Le silence des Chagos – Shenaz Patel

Source Lediazec

« La première panacée pour une nation mal dirigée est l’inflation monétaire, la seconde est la guerre. Les deux apportent prospérité temporaire et destruction indélébile. Les deux sont le refuge des opportunistes économiques et politiques. »

Ernest Hemingway, Notes sur la guerre, 1935

La vie n’est qu’un bateau perdu dans les naufrages de l’histoire.

À Diego García, île principale de l’archipel des Chagos, dans l’océan Indien, les natifs furent mis au vide-ordures, au nom de la raison du plus fort !

« Propriétaire » de ce bouquet de perles minuscules, posé au milieu de l’océan Indien, l’État anglais, qui, comme tous les États de même nature, ont fait du bien d’autrui les fonts baptismaux d’une civilisation criminelle.

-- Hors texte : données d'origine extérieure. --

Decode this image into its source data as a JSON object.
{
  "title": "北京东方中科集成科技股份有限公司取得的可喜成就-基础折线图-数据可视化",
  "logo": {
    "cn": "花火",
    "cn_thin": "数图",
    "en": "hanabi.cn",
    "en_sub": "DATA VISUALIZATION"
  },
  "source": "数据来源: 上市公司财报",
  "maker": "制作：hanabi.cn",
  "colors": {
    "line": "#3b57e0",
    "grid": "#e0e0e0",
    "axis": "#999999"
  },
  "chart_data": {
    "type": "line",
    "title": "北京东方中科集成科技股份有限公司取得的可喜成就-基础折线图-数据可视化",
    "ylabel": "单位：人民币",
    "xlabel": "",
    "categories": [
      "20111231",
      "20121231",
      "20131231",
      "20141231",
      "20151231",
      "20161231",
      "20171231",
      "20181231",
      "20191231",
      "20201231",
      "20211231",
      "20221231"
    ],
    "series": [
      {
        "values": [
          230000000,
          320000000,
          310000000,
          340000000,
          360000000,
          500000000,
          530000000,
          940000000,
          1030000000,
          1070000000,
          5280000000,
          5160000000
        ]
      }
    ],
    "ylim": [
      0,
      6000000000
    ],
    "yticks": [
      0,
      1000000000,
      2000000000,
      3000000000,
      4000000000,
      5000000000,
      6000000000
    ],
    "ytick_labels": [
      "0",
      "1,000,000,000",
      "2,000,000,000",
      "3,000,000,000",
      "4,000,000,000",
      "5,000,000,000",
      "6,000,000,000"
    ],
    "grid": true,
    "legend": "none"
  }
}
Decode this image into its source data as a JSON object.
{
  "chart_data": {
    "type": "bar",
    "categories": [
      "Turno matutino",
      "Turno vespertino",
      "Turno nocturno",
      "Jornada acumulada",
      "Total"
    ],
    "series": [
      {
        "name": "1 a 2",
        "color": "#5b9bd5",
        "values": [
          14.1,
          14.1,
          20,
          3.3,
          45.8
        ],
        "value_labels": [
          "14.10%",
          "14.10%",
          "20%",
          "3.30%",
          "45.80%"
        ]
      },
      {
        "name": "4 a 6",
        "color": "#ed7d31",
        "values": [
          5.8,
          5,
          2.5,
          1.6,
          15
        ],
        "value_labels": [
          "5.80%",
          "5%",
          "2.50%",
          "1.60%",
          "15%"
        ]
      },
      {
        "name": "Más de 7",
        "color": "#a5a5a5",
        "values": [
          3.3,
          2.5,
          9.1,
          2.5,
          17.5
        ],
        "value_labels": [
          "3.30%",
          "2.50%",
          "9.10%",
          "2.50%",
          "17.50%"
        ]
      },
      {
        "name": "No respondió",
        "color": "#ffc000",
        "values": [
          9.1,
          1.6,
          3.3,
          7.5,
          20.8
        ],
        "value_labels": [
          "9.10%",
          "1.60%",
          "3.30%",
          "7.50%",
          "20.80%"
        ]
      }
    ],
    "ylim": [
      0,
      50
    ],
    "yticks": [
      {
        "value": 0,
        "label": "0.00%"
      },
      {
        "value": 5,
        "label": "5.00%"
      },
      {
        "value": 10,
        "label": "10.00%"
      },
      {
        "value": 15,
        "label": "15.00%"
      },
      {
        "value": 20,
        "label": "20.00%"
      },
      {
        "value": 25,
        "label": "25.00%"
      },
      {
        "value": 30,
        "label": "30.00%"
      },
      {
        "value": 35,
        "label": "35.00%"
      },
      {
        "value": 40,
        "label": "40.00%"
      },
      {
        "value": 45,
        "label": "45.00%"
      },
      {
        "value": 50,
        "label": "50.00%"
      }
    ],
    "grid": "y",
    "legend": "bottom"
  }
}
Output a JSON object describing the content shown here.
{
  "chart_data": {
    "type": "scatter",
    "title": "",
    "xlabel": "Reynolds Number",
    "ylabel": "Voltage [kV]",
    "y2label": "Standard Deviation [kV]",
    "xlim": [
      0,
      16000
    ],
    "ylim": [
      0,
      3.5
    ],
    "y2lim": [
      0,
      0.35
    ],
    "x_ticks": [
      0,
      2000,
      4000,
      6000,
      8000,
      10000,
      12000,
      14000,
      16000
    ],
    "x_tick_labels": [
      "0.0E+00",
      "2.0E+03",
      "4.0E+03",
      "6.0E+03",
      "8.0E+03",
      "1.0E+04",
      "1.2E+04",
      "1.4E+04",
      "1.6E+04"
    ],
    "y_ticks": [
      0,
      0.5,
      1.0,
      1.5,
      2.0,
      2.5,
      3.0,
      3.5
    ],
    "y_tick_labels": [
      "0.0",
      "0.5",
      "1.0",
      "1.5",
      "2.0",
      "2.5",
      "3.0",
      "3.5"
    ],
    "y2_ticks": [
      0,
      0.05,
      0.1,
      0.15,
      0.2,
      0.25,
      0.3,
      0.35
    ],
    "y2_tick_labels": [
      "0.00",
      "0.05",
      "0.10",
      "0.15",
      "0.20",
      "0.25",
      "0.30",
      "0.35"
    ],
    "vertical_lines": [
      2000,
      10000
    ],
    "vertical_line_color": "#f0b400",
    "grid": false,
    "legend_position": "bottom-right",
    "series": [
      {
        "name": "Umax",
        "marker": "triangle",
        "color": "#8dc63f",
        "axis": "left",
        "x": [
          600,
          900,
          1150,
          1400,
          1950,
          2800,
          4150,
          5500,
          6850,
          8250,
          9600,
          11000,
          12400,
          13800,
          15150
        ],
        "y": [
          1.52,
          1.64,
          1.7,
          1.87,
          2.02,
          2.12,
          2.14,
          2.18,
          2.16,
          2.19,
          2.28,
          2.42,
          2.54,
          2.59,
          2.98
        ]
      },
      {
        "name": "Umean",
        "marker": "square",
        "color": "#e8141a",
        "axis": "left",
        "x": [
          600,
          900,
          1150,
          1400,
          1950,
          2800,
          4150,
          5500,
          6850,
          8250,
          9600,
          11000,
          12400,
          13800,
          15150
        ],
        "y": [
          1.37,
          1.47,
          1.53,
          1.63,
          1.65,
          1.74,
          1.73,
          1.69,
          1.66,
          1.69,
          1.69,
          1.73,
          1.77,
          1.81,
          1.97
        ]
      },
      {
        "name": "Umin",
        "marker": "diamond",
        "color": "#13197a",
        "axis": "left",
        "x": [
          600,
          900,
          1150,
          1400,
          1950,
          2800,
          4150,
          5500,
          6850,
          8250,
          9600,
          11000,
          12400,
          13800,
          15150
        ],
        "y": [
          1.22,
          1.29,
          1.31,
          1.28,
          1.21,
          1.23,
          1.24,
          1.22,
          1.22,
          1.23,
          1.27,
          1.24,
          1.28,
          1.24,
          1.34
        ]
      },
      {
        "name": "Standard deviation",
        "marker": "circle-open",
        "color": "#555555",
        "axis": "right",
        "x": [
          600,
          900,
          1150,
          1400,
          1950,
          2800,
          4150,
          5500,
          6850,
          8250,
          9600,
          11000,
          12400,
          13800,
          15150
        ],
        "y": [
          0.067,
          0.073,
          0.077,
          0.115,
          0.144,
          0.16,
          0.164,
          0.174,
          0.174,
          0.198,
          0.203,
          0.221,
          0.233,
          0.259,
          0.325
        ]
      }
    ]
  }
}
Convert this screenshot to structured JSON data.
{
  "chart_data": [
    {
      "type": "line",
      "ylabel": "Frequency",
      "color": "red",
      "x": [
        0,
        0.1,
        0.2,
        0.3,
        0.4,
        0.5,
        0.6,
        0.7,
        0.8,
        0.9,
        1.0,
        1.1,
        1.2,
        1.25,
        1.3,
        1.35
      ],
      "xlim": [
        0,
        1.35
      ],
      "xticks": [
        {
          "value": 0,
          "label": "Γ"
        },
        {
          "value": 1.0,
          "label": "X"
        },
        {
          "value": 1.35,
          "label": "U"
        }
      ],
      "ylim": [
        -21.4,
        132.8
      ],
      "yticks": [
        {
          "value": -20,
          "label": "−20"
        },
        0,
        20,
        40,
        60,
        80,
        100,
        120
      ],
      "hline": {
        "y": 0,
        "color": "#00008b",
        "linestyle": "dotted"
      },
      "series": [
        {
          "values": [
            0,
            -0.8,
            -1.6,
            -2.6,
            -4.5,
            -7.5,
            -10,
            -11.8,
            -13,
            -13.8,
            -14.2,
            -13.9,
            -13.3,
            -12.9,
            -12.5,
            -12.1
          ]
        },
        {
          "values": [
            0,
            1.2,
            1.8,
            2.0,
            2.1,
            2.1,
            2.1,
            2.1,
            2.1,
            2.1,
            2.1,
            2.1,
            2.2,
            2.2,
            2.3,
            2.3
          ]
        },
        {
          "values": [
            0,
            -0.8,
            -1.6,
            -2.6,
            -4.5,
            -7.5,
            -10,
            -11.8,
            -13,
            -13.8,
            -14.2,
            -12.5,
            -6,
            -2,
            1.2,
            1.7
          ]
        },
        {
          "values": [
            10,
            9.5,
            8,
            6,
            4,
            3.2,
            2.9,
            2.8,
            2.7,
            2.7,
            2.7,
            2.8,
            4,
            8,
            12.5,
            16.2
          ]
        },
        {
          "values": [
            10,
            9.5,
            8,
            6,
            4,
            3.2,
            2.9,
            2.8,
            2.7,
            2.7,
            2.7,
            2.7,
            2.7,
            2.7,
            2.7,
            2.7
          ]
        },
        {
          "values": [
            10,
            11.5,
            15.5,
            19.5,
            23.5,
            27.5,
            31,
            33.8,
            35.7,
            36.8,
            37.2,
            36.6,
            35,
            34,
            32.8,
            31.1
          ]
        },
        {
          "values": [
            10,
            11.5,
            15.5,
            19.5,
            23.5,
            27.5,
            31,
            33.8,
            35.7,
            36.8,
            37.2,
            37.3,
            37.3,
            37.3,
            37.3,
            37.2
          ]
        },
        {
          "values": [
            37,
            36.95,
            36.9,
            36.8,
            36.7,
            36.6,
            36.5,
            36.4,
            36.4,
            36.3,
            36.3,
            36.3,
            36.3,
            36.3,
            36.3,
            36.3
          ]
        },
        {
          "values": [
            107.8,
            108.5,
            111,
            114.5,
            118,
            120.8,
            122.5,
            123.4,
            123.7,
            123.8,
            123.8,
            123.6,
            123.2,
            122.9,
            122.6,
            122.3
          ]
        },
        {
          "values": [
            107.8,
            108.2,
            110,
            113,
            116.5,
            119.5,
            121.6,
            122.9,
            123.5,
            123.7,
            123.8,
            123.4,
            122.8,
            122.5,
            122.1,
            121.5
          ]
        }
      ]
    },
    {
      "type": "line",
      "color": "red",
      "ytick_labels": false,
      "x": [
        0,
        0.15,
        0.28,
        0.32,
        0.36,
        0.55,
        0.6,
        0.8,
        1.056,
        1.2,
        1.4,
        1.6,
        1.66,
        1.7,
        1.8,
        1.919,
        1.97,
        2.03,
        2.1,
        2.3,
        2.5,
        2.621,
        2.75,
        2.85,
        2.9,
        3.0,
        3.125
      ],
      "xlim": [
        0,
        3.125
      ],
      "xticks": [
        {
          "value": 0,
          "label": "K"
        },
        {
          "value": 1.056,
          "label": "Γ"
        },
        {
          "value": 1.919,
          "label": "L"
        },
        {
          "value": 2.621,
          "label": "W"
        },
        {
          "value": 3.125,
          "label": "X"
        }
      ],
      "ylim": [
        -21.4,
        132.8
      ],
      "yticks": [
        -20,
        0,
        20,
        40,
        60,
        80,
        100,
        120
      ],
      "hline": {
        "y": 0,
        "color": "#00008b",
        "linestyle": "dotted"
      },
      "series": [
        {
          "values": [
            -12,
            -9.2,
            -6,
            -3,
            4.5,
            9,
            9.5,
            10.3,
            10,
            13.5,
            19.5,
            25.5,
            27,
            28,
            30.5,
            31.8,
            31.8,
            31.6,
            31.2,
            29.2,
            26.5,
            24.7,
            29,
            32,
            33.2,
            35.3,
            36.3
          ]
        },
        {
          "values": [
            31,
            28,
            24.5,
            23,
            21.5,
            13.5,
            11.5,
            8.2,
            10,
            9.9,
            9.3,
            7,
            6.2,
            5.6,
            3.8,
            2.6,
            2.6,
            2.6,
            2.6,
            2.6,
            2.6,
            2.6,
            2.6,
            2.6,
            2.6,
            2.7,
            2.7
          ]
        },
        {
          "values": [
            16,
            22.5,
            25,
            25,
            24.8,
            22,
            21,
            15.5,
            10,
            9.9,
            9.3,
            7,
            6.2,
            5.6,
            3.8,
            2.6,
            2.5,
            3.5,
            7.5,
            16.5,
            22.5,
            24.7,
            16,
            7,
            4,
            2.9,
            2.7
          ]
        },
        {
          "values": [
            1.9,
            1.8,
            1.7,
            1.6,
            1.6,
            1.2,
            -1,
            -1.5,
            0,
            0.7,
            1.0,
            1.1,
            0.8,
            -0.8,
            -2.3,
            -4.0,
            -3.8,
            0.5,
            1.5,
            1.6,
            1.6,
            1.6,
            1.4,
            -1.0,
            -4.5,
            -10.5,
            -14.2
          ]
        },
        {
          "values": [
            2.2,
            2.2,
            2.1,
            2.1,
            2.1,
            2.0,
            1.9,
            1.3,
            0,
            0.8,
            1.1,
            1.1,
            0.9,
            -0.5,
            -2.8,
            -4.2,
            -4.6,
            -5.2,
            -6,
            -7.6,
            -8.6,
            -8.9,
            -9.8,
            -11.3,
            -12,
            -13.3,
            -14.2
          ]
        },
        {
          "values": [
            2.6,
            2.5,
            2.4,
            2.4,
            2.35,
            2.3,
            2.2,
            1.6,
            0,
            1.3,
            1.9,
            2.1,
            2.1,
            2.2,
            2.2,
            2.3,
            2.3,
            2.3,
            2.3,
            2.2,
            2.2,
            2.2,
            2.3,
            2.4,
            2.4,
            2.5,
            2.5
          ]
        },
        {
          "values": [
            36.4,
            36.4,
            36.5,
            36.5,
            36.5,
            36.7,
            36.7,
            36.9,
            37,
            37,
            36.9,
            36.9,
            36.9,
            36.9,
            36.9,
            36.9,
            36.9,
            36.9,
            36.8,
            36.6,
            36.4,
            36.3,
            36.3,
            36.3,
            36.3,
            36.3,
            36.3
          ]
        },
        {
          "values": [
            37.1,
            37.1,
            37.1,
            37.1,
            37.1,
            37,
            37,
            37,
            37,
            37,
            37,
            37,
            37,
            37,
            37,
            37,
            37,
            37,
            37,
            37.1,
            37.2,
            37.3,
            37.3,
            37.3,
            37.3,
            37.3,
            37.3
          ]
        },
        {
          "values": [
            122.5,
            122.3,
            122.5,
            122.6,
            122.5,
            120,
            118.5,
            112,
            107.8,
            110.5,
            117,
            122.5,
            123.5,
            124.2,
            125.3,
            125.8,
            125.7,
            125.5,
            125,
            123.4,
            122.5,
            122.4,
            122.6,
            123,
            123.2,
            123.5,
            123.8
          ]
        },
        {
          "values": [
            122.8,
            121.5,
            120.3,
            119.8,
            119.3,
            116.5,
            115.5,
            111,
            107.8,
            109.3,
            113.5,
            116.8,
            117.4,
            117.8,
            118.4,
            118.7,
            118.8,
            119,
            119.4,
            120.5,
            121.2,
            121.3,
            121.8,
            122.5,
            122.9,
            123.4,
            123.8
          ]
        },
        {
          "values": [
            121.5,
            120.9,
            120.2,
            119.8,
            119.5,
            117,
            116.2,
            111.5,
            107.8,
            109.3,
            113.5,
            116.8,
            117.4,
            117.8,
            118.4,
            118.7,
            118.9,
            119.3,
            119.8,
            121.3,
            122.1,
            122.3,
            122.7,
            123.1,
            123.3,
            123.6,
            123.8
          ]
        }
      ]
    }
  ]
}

Pour des arrangements géostratégiques, l’endroit représentant un intérêt pour l’Empire, les Anglais ont loué Diego García à l’armée américaine pour qu’elle y construise (quoi sinon ?) une base aéronavale.

Située au croisement de voies maritimes, reliant l’Extrême-Orient à l’Europe, l’île de Diego García offre une vue stratégique sur l’Inde, l’Afrique, l’Indonésie, le golfe Persique et permet d’avoir l’œil sur l’ennemi russe dont la présence et le commerce avec les pays riverains importunait grandement l’Oncle Sam.

En échange, le cousin anglais obtiendra « un tarif réduit » sur l’achat de fusées Polaris. Tout ça  pour le bien du « monde libre » !

Pour illustration, ce petit lopin s’étend sur 40 km² avec un immense et profond lagon à l’intérieur, capable d’accueillir porte-avions et sous-marins. Et comme nous sommes en pleine guerre froide… Un prétexte valant bien un autre !

Avant que la peste impérialiste — fléau qu’on justifie, mais qui n’a aucune excuse —, ne fasse irruption en cette partie du monde, les chagossiens vivaient d’une économie de subsistance. À l’opposé de l’idéologie économique occidentale, chaque membre reçoit la même ration de nourriture, entretenant par le fait l’héritage d’une culture dans laquelle l’humain en était le centre. Quel mal faisaient-ils à l’humanité ? 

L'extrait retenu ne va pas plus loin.